Fear of death may affect us at any time, but it tends to receive the most attention for the population of people at retirement age, or around 65, who are beginning to reflect on achievements, disappointments and their life trajectories.

Terminally ill individuals of all ages may also experience a form of modified thanatophobia.

Fear of death is normal to an extent, but a fear of death is characteristically more debilitating in people who are overwhelmed by it, and suffer from a mental health disorder like panic disorder, anxiety, depressive disorders and hypochondriasis.

Why We Fear Death

We don’t have a great picture of why some people experience debilitating death anxiety and why others don’t, but there’s a fair amount of research showing that certain people are more likely to deal with dread of death in their lifetimes.

People who are retired, elderly or terminally ill are common groups affected by the fear of death.

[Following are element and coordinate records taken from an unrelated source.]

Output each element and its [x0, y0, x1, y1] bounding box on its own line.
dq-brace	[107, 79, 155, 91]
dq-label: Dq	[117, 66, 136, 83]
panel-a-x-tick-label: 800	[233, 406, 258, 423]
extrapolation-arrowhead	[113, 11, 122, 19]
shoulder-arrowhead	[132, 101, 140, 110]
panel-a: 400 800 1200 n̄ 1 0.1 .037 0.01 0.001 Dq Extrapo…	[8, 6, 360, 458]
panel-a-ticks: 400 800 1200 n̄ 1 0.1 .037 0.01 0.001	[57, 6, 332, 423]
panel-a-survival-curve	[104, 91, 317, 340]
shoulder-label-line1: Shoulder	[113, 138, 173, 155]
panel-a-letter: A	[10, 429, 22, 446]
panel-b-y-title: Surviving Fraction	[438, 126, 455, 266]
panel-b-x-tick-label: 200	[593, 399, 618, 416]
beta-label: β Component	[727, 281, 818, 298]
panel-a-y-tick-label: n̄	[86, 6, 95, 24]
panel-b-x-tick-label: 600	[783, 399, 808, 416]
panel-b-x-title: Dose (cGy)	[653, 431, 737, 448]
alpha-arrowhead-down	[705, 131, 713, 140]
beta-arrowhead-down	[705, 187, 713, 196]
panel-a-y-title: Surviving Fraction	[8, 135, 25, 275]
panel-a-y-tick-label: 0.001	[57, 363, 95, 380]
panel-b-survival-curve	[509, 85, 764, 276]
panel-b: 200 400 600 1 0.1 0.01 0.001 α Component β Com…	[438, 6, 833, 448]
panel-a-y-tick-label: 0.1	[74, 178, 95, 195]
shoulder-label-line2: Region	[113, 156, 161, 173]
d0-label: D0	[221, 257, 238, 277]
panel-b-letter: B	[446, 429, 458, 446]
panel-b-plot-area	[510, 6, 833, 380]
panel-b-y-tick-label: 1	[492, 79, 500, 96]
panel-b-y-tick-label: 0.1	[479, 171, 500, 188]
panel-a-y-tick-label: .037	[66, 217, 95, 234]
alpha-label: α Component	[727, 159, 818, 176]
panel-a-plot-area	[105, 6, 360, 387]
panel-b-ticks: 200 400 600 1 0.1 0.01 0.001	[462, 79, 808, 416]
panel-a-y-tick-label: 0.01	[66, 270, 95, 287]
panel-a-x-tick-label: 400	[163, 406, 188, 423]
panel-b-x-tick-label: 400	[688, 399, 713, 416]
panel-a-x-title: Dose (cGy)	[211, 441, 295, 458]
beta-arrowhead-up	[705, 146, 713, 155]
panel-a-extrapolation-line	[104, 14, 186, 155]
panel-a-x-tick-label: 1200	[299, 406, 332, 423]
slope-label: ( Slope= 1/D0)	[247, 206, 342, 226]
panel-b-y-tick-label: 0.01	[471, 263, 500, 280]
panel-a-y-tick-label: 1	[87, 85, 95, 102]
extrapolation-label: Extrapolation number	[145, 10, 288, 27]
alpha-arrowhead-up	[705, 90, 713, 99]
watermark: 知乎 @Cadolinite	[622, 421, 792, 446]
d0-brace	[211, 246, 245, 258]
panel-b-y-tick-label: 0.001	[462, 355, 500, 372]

It’s fair to assume that this is because for these groups, the fear of death may represent a more acute, immediate and quantifiable “end” than for those who don’t have an expectation that death is just around the corner.

But death anxiety also tends to affect some people more severely, based on a variety of mental health factors. Fear of death may more intensely affect people who are experiencing mental disorders or who may be dealing with the following:

Poor health

Low self-esteem

Lack of fighting spirit

Lack of religious beliefs

Lack of intimacy in relationships

Lack of fulfillment

Fear of death can more adversely affect people who are anxious or depressed, or who are dealing with unresolved distress, psychologically or physically.

Interestingly, people adjacent to those who are elderly or terminally ill also can develop a fear of death more frequently.

A 2010 report showed that death anxiety could not only impact patients suffering from terminal diseases like AIDS and advanced cancer, but it could also affect family caregivers. In fact, the caregivers showed symptoms of death anxiety similar to those dying from illness.

That said, the symptoms of death anxiety felt by the terminally ill were measurably greater.

Gets Out of Control

Like almost any other type of anxiety, fear-of-death anxiety gets out of control when it begins to negatively impact your daily function.

A person who experiences fear of death at an out-of-control level may experience intensely negative feelings of panic, worry, unease and uncertainty with regards to their thoughts about death.

These feelings may lead to one or more telltale symptoms of anxiety such as: insomnia, stomach issues, mood swings, irritability, fatigue, difficulty concentrating and even some miscellaneous aches.

If you’re becoming negatively impacted by your fear of death, you might be dealing with anxiety about death — and getting mental health treatment may be a beneficial decision for you to make.

Overcoming Fear of Death: How to Treat Death Anxiety

Dealing with death anxiety is a complicated process, whether you’re terminally ill or not. Mortality is a hard topic to grapple with, whether you’re healthy or not.

If the fear of death overwhelms you, seeking out standard treatments for anxiety, professional help, or learning healthy coping mechanisms can be your ticket to relief and control over these emotions.

That said, here are nine ways to help manage your fear of death:


Studies show exercise can help in the management of anxiety. It may also help your body stay healthier for longer, which can increase life expectancy.


The inevitability of death has been a cornerstone topic for many religious and spiritual philosophies, and it’s no surprise that a search for peace has led in many cases to meditation practices.

Meditation is a great way to employ breathing techniques and other tools to quiet those intrusive thoughts about death over time.